The symbolism of the latter is a potent summary of the faith.

  • At the top of the center of the façade stands the Risen Christ, demonstrating that to enter the Church, we must enter into Christ's body.
  • Directly underneath this statue is the Papal loggia, from which the Popes address the faithful. The placement is not coincidental: the Popes are meant literally to stand-under Christ as his vicar on earth — "he who hears you, hears me" — so that we might better under-stand what the Lord is asking of us.
  • Directly above the pillars and the pilasters on the façade are 12 bishops of the early Church famed for their teaching of the faith (called "doctors"), to symbolize that the visible face of the Church is found in the hierarchy of bishops throughout the East and West who teach authoritatively in the name of Christ.
  • Each of the huge foundational pillars of the basilica's interior contains an enormous statue of one of the apostles, to symbolize that the Church is built literally on the foundation of the Apostles.
  • In the baldachino above the altar, there are busts of SS. Peter and Paul, the founders of the Church of Rome, to indicate that the Pope who celebrates Mass on that altar is the living Rock on whom Christ has built his Church and the living Doctor (teacher) of the Gentiles.
  • Finally, above the papal cathedra at the apse in the back of the Church, there is an ancient mosaic with face of Christ the Savior hovering over his Cross, depicted full of precious Jewels. The Papal Cathedra, the symbol of the teaching authority of the Pope, rests therefore directly underneath Christ and his throne — the Cross — on which the King of Kings was exalted.

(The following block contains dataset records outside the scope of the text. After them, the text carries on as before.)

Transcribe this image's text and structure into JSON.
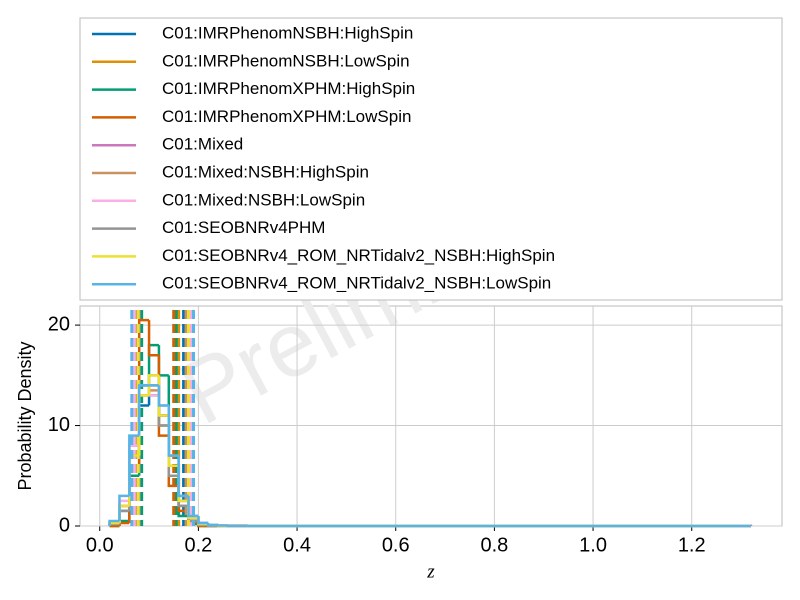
{
  "chart_data": {
    "type": "histogram",
    "xlabel": "z",
    "ylabel": "Probability Density",
    "watermark": "Preliminary",
    "bins": [
      0.02,
      0.04,
      0.06,
      0.08,
      0.1,
      0.12,
      0.14,
      0.16,
      0.18,
      0.2,
      0.22,
      0.24,
      0.26,
      0.28,
      0.3,
      1.32
    ],
    "xlim": [
      -0.04,
      1.383
    ],
    "ylim": [
      0,
      21.9
    ],
    "xticks": [
      {
        "value": 0,
        "label": "0.0"
      },
      0.2,
      0.4,
      0.6,
      0.8,
      {
        "value": 1,
        "label": "1.0"
      },
      1.2
    ],
    "yticks": [
      0,
      10,
      20
    ],
    "grid": true,
    "series": [
      {
        "name": "C01:IMRPhenomNSBH:HighSpin",
        "color": "#0173b2",
        "values": [
          0.2,
          1.5,
          6,
          12,
          13,
          11,
          7,
          3,
          1,
          0.3,
          0.1,
          0,
          0,
          0,
          0
        ],
        "interval": [
          0.075,
          0.17
        ]
      },
      {
        "name": "C01:IMRPhenomNSBH:LowSpin",
        "color": "#de8f05",
        "values": [
          0.3,
          2,
          7,
          13,
          14,
          10,
          6,
          2.5,
          0.8,
          0.2,
          0.1,
          0,
          0,
          0,
          0
        ],
        "interval": [
          0.08,
          0.16
        ]
      },
      {
        "name": "C01:IMRPhenomXPHM:HighSpin",
        "color": "#029e73",
        "values": [
          0,
          0.5,
          5,
          14,
          18,
          15,
          6,
          1,
          0.2,
          0,
          0,
          0,
          0,
          0,
          0
        ],
        "interval": [
          0.085,
          0.155
        ]
      },
      {
        "name": "C01:IMRPhenomXPHM:LowSpin",
        "color": "#d55e00",
        "values": [
          0,
          0.3,
          6,
          20.5,
          17,
          9,
          4,
          1.5,
          0.3,
          0,
          0,
          0,
          0,
          0,
          0
        ],
        "interval": [
          0.07,
          0.15
        ]
      },
      {
        "name": "C01:Mixed",
        "color": "#cc78bc",
        "values": [
          0.3,
          2,
          8,
          14,
          14,
          11,
          6,
          2,
          0.5,
          0.2,
          0.1,
          0.05,
          0.05,
          0.05,
          0.03
        ],
        "interval": [
          0.07,
          0.18
        ]
      },
      {
        "name": "C01:Mixed:NSBH:HighSpin",
        "color": "#ca9161",
        "values": [
          0.2,
          2,
          7,
          13,
          13.5,
          11,
          6,
          2.5,
          0.8,
          0.2,
          0.1,
          0,
          0,
          0,
          0
        ],
        "interval": [
          0.075,
          0.175
        ]
      },
      {
        "name": "C01:Mixed:NSBH:LowSpin",
        "color": "#fbafe4",
        "values": [
          0.3,
          2.5,
          8,
          13,
          13,
          12,
          7,
          3,
          1,
          0.3,
          0.1,
          0,
          0,
          0,
          0
        ],
        "interval": [
          0.07,
          0.185
        ]
      },
      {
        "name": "C01:SEOBNRv4PHM",
        "color": "#949494",
        "values": [
          0.2,
          1.5,
          7,
          14,
          15,
          10,
          5,
          2,
          0.5,
          0.1,
          0,
          0,
          0,
          0,
          0
        ],
        "interval": [
          0.08,
          0.19
        ]
      },
      {
        "name": "C01:SEOBNRv4_ROM_NRTidalv2_NSBH:HighSpin",
        "color": "#ece133",
        "values": [
          0.3,
          2,
          7,
          13,
          15,
          11,
          6,
          2.5,
          0.8,
          0.2,
          0.1,
          0,
          0,
          0,
          0
        ],
        "interval": [
          0.078,
          0.18
        ]
      },
      {
        "name": "C01:SEOBNRv4_ROM_NRTidalv2_NSBH:LowSpin",
        "color": "#56b4e9",
        "values": [
          0.5,
          3,
          9,
          14,
          14,
          12,
          7,
          3,
          1,
          0.3,
          0.1,
          0.05,
          0,
          0,
          0
        ],
        "interval": [
          0.065,
          0.19
        ]
      }
    ]
  }
}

That last mosaic points to the original and true name of the Basilica, which Pope St. Sylvester dedicated to "Christ the Savior" soon after the emperor Constantine legalized Christianity in 313 and built it — the first Christian basilica — to be the principal Church of the bishop and faithful of Rome. When Pope Sergius III rebuilt it after a 9th century earthquake, he rededicated it to the Savior through the intercession of St. John the Baptist; Pope Lucius II (1144-1145) added the intercession of St. John the Evangelist to the dedication. This is how it obtained its present common name, the Archbasilica of St. John in the Lateran.

The feast of its dedication this month is an opportunity for us, in her daughter Churches throughout the world, to rededicate ourselves to Christ, the Savior, to whom this Church — and the Church universal which it symbolizes — is dedicated!


Father Roger J. Landry is pastor of St. Anthony of Padua in New Bedford, MA and Executive Editor of The Anchor, the weekly newspaper of the Diocese of Fall River.